A man holds a sign reading Rocinha asks for peace, healthcare and education prior to the start of a protest. Photo by author
If Mehta had dug a little deeper into the demands of the protestors, he would have come across the story of residents from favela Rocinha protesting the construction of a 350 million dollar gondola transport system, which many residents insist they don’t need. They would like advances in basic sanitation, for example, as boring as that might sound. The fact that favela residents insist that they were never consulted about urbanization projects that the government claims are participatory should also have been included in Mehta’s story (opinion editorials charging as much have already run in the New York Times). Here is my earlier take on resisting novel and expensive transport systems within the faveals of Rio de Janeiro published on this blog in 2011.
As the pacification of Rio’s favelas continues along with large-scale regeneration projects meant to reinvent the landscape of Brazil’s most majestic city, the contradictions between the state’s rights-based discourse and their market-driven actions become increasingly evident.
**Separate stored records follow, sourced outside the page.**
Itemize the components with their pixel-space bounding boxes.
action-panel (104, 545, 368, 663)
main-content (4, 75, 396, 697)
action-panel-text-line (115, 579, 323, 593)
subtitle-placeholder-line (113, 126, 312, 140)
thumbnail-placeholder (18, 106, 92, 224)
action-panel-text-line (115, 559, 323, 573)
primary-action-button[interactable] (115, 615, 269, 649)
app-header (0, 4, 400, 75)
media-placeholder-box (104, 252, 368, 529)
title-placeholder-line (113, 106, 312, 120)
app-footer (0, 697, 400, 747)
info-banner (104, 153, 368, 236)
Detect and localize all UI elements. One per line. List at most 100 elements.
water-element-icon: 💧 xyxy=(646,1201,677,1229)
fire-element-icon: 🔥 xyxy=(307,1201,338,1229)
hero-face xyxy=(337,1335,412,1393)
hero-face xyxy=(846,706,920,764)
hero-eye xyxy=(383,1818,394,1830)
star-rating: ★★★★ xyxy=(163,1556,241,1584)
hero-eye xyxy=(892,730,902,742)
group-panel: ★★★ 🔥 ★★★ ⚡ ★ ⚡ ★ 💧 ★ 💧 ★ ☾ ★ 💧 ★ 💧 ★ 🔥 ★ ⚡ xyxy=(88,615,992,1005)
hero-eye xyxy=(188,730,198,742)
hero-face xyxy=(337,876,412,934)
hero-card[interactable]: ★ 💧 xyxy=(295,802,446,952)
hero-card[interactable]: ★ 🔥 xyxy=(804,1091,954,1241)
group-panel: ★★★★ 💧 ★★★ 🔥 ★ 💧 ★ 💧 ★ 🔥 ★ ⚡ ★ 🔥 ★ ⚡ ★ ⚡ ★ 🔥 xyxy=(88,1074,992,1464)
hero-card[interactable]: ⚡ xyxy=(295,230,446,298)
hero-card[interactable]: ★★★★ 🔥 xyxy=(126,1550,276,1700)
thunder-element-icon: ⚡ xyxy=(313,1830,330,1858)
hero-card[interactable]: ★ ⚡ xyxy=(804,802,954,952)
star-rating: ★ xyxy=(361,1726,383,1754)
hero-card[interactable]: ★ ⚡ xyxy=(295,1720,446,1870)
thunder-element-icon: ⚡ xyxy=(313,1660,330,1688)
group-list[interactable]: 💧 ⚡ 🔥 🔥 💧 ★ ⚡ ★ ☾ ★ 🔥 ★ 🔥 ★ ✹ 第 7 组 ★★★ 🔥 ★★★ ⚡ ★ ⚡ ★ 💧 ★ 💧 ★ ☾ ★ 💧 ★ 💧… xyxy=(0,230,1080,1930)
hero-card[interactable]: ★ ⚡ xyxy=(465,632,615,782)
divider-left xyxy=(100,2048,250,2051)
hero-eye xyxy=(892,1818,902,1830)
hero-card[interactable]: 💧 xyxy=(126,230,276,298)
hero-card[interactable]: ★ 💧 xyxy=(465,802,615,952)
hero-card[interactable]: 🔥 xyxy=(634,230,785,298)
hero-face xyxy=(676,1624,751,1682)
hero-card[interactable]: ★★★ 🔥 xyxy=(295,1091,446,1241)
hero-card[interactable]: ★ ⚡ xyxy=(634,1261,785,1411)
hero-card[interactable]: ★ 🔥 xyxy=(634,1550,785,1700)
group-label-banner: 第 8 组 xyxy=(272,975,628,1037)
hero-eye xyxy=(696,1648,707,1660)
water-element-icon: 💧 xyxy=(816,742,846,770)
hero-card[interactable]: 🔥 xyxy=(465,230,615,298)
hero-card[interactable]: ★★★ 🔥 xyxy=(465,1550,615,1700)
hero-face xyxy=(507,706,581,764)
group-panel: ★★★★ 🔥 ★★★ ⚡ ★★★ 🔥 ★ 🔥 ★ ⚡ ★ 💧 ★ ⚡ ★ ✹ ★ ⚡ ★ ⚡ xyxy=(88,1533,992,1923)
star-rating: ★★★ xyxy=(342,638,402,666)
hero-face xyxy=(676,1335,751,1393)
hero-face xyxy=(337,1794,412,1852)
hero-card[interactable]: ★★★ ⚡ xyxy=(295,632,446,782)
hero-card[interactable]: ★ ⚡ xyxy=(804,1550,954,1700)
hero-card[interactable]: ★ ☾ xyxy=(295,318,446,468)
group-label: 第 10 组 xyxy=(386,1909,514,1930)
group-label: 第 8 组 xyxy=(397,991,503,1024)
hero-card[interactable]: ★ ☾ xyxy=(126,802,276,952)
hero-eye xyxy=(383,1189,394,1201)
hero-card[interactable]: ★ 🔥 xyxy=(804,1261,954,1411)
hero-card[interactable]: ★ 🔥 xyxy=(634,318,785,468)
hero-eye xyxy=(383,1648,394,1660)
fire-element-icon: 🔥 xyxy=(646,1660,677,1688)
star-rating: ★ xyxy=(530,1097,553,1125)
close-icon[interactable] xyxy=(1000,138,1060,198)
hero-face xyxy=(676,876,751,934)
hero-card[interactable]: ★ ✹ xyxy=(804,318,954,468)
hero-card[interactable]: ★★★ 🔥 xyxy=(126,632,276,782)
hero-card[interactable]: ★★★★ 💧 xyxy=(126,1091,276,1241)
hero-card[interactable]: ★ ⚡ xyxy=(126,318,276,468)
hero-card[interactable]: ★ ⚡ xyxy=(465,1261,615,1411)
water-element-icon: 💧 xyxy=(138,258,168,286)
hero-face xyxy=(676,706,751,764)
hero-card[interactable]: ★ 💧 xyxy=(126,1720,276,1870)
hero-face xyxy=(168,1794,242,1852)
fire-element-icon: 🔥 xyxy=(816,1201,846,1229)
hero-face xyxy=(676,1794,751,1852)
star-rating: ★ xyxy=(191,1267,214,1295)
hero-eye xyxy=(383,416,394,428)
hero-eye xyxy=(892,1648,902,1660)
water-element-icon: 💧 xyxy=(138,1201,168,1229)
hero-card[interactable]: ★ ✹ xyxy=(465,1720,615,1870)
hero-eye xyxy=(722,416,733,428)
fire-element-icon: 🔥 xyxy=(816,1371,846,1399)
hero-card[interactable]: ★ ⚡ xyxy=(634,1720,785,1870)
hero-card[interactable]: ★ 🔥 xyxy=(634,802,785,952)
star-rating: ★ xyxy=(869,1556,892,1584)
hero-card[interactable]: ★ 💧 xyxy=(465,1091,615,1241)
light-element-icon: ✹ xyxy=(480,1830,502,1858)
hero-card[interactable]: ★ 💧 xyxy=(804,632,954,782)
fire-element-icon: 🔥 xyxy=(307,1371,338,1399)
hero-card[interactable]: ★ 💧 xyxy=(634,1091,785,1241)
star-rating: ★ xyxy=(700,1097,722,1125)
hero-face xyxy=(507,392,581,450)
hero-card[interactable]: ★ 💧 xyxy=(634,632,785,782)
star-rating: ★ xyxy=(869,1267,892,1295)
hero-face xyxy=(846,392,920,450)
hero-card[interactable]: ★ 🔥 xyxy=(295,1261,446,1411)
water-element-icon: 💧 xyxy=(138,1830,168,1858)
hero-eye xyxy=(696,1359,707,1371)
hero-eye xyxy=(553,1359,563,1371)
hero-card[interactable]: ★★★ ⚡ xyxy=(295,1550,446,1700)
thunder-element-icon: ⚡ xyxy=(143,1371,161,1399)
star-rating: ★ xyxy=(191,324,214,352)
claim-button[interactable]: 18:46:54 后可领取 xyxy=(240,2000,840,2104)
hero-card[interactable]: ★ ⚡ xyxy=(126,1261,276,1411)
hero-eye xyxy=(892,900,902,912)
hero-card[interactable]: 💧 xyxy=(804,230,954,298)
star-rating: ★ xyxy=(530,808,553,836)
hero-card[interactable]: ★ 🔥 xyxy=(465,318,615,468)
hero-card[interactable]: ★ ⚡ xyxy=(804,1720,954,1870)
While I do not expect Mehta to have the knowledge necessary to substantiate such a claim, I would have liked him to interview one of the dozens of high profile Brazilian researchers who can. But he chose to write a different story in which the problem is the “violent favelas” and the solution is better police and more security. He uncritically endorses the state logic of pacification; and without looking beyond the political discourse he claims that the Pacifying Police Unit brings democracy to the favelas, which he says continue to live under a dictatorship (of the gangs) decades after the fall of the Brazilian Military rule. It’s funny, though, how Brazil returned to democracy through largely peaceful mechanisms, whereas in the favelas democracy is imposed at the barrel of a gun.
Mehta’s misrepresentation of Rio de Janeiro, Brazilian culture, and the integration of the favelas through pacification is problematic beyond questions of journalistic integrity and due diligence. First, in Mehta’s essay Brazil is a violent place. Brazilians kill each other left and right, they kill the environment, and they rape their women with seemingly increasing frequency. Favelas are violent drug-fueled places. This type of narrative decouples violence from the many historical social forces that led to current levels of violent crime. This results in the mentality of ‘desperate times call for desperate measures’, which justifies a form of state repression that would be unthinkable outside of the favelas. What’s more, this intense governance through militarization of space is all in the name of liberty and democracy (sounds a bit like US foreign policy).
Second, Mehta is correct to note that Rio de Janeiro will serve as a model to other Latin American cities with “violent slums”. But the evaluation of the “integration” campaign must go beyond state rhetoric, easily manipulated crime statistics, and anecdotal stories of success. Those interested in the remaking of Rio, even essayists writing for foreign intellectual magazines, should think critically and strive to present the facts from the experiences of ordinary people. In Mehta’s case however, perhaps he just shouldn’t write anything at all.